Prazeres simples
por Bruno CarmeloA protagonista desta comédia dramática é uma atriz sul-coreana, Younghee (Kim Min-hee), que se envolve com um homem casado e decide dar uma pausa na carreira após ter a vida exposta. A premissa seria suficiente para um filme sobre o mundo sórdido do espetáculo, mas o diretor Hong Sangsoo posiciona o espectador nos bastidores, na ressaca dos fatos: nunca vemos Younghee atuando, jamais conhecemos o homem casado. Tudo o que sabemos sobre os personagens vem de suas confissões e lembranças, ou seja, nosso conhecimento do mundo em On the Beach at Night Alone é questionável, por provir de fontes que só contam o seu lado da história.
O cineasta tem plena consciência deste dispositivo em voz indireta, e efetua um filme de simplicidade impressionante. Isso não é uma novidade na carreira do cineasta, mas o projeto busca uma fórmula ainda mais minimalista do que em A Visitante Francesa (2012) e HaHaHa (2010), por exemplo. É como se ele estivesse testando os limites de sua estética, buscando o limite do funcionamento desta forma de comunicação. Esse tipo de experiência é comum em autores com um traço pessoal muito marcado, por ficarem presos entre as necessidades contraditórias de não se repetirem e de permanecerem fiéis ao estilo consagrado.
O projeto traz longas cenas de Younghee conversando com os amigos em terraços de apartamentos, restaurantes ou praças da cidade. Os planos fixos acompanham os diálogos durante vários minutos, evitando qualquer trilha sonora ou estetismo por parte da fotografia. O que diferencia este trabalho tão simples do amadorismo é o controle absoluto do roteiro e do propósito da protagonista dentro da trama. Cada nova cena apresenta um traço suplementar da personalidade da protagonista, enquanto a montagem equilibra conversas melancólicas com outras mais coléricas, animadas pelo álcool. O cineasta sempre acreditou que a verdade sai da boca dos bêbados.
Em virtude da linearidade e do tom monocórdio, qualquer curva na trajetória causa o impacto de um tornado. As cenas em que Younghee se ajoelha no meio de um parque, por motivos ainda desconhecidos do espectador, e quando começa a entoar uma bela canção a capela na hora de fumar um cigarro trazem um novo fôlego à narrativa, conduzindo-a para longe do perigo do entediar o público. Sangsoo consegue dosar muito bem o humor simples e as variações de sua protagonista – Kim Min-hee está espetacular nesse papel – para trazer uma série de nuances de tom dentro de uma estética imóvel.

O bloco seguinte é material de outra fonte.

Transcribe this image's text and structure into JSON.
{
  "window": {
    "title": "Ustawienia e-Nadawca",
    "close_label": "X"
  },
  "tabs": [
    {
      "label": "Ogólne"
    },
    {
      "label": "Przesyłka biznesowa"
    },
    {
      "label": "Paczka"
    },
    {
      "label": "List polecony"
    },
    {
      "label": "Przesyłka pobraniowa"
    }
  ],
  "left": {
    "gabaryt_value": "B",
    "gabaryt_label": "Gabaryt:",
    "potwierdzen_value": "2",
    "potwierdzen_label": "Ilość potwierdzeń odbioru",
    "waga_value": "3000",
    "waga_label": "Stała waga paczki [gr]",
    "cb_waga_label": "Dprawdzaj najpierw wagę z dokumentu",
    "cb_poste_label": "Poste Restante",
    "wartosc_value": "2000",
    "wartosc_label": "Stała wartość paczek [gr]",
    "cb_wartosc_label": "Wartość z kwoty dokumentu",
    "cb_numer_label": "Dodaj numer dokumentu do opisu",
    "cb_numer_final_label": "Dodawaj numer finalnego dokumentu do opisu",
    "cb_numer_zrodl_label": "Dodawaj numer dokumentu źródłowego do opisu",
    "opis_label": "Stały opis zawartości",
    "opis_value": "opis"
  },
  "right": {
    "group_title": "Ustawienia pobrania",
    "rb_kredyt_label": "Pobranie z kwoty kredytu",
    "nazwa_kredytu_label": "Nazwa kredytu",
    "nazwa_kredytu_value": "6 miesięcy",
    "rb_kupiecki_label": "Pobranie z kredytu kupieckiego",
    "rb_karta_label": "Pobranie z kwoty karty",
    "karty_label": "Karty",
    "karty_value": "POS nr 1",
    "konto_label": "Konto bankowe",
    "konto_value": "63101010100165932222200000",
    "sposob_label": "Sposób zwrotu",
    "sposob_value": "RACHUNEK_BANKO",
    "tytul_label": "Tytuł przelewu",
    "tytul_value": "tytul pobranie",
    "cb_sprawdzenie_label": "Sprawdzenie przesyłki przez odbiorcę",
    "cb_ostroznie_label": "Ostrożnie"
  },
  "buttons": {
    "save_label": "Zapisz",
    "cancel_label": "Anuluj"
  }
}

É difícil dizer o que On the Beach at Night Alone traria de particularmente relevante sobre as relações humanas? Na ausência da busca pelo ineditismo, sobra ao diretor a construção de uma forma incomum de pureza e transparência. Não existem significados ocultos, alusões ou subentendidos: todo o acesso aos personagens e às imagens é efetuado de maneira imediata, mecânica. Nesta relação de humildade em relação ao público e de controle narrativo por parte do diretor se encontra o valor raro do filme.
Filme visto no 67º Festival de Cinema de Berlim, em fevereiro de 2017.